Le plus grand des champions est français. Alain Jourden, 16 titres à son actif et un record du monde mesuré en 2011 à 11,04 mètres. Libé l’avait rencontré en 2017, un an avant sa mort. On m’en parle aujourd’hui comme d’une légende, un artiste du crachat. Monique : «Quand il crachait, le bigorneau sifflait.» Hervé : «C’est le genre de mec que tu voyais à la plage plusieurs semaines avant à s’entraîner.» La piste du cracher porte aujourd’hui son nom. Et son fils, champion en titre avec un jet à près de neuf mètres en 2022, a depuis repris le flambeau.
Par chance pour moi, il n’y a ce dimanche aucun Jourden à l’horizon. Le championnat s’annonce plus ouvert qu’à l’accoutumée.

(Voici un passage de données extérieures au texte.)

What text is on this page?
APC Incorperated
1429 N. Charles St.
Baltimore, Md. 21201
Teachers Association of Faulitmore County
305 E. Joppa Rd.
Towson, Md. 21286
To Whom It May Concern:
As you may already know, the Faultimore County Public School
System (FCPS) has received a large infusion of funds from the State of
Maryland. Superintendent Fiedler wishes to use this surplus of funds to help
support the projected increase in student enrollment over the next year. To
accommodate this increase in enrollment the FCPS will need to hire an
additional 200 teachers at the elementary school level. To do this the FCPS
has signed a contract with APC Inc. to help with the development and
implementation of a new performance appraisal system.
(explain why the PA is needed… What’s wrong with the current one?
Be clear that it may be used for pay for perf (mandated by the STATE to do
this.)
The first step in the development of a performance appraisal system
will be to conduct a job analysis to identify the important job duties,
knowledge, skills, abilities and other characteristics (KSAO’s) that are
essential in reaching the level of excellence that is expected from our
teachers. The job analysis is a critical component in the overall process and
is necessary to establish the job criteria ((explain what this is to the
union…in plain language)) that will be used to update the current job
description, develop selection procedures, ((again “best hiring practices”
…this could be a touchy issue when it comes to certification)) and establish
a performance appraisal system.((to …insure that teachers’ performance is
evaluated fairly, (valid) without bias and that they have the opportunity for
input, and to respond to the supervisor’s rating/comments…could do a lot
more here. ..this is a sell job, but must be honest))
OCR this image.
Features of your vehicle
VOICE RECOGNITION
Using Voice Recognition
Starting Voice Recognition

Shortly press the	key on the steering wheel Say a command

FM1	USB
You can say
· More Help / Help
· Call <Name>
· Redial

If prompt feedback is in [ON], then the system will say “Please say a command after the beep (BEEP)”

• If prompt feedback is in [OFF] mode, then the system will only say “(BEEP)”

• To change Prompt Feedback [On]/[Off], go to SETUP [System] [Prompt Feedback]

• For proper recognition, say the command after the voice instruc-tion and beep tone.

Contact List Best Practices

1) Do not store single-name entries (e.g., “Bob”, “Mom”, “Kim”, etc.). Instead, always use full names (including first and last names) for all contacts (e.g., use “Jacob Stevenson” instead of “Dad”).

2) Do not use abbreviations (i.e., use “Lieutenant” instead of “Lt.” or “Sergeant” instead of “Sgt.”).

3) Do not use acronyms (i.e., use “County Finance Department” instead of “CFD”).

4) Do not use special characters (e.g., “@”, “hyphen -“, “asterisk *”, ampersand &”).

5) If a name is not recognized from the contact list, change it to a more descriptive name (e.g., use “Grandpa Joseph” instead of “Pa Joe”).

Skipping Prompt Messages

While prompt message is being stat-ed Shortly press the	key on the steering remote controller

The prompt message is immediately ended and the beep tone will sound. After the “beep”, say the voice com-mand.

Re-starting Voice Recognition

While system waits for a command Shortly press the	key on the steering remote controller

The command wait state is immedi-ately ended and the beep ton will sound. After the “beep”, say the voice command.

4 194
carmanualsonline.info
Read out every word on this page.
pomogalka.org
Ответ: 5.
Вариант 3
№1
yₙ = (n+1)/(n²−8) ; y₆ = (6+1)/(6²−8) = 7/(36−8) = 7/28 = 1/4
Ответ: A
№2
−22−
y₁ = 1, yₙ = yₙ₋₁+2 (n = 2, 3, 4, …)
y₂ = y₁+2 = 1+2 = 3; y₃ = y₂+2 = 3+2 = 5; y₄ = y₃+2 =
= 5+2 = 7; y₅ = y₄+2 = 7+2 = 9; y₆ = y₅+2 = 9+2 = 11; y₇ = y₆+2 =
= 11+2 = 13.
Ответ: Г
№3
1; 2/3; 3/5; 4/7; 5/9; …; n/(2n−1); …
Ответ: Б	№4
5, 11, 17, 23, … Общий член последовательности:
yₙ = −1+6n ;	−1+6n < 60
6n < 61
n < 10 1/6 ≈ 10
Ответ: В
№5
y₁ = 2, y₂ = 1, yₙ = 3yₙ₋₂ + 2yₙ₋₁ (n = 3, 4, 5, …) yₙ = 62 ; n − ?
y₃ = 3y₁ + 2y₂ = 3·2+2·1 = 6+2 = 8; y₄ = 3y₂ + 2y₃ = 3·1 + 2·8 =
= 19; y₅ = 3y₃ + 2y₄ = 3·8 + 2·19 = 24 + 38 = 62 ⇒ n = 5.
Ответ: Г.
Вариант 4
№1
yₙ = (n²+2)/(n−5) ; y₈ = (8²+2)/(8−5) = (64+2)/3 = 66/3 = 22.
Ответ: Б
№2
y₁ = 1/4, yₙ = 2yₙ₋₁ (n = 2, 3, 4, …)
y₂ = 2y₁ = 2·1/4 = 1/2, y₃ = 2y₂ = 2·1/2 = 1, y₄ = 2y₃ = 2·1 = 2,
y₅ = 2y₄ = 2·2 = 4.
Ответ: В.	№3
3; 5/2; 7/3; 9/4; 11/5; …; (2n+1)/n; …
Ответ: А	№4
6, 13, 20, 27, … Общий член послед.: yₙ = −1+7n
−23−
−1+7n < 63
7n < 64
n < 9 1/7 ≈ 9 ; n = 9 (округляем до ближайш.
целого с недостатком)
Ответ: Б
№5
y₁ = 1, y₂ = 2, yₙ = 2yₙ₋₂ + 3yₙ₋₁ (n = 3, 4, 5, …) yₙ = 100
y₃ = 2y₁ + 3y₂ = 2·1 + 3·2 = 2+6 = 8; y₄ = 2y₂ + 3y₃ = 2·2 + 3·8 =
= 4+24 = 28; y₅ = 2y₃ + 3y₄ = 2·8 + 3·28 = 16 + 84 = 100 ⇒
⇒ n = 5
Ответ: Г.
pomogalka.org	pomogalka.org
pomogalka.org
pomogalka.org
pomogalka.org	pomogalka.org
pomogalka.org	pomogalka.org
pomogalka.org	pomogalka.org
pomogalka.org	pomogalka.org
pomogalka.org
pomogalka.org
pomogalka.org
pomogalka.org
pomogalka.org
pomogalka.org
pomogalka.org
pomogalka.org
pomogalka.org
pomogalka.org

Sous le soleil, les bigorneaux fusent, les conseils aussi. «L’important, c’est de le faire tourner trois fois dans sa bouche», assure un bénévole. Un autre maintient que le truc, c’est de mettre la langue dans le trou, et ensuite de souffler à plein poumon. D’autres parlent du choix du bigorneau – il paraît que les pointus partent plus loin. Un vieux songe un temps à jouer, puis passe son tour : «Pour les anciens comme moi, le bigorneau il va à six mètres, le dentier à douze !»
J’y retourne. Après 30 minutes dans la file d’attente, la marque à atteindre est à 6,89 mètres. Monique tente de lancer un chant à mon nom. Sans succès. J’ai la pression, une caméra de France 3 braquée sur moi et une cinquantaine de paires d’yeux qui me regardent. Bigorneau pointu, trois tours dans la bouche, la langue dans le trou, une grande expiration. Le coquillage part loin. Les spectateurs applaudissent. L’arbitre annonce la marque : 6,89 mètres. Me voilà premier ex aequo après près de deux heures de concours. Je me mets à rêver de victoire, d’un trophée à ramener à la rédaction qui servira de déco sur mon bureau.
Battu par un Auvergnat
Mes rêves sont balayés quelques minutes plus tard : un barbu, pas très grand, gueule d’Irlandais, vient de cracher à plus de 8 mètres. Un habitué ? Pas vraiment. Il s’appelle Etienne, il a 52 ans et vient d’Auvergne. Il compte une seule participation à son actif : l’année dernière, déjà en vacances dans le coin, il avait tenté sa chance. «Je n’avais même pas passé les six mètres», rigole-t-il. Alors, quel est son secret cette année ? «Franchement, j’en ai aucune idée, je n’ai rien changé. C’est instinctif : tu le mouilles bien, tu fais un pas en avant et tu essayes de cracher à peu près à 45 degrés.»
Retour dans la queue, qui a doublé de volume depuis mon précédent passage. Arrivé au banc de sable, j’applique ses conseils : bien mouiller le coquillage, un pas en avant, 45 degrés. Un de mes crachats dévie de sa trajectoire et manque d’éborgner une petite fille dans le public. Un autre part bien, mais pas assez. Verdict : 7m07. Je ne serai pas champion du monde aujourd’hui. A défaut, je peux toujours me consoler en me disant qu’au moins, je détiens le record officiel du plus long cracher pour un journaliste de Libé. Sans concurrence, certes. Mais un record reste un record.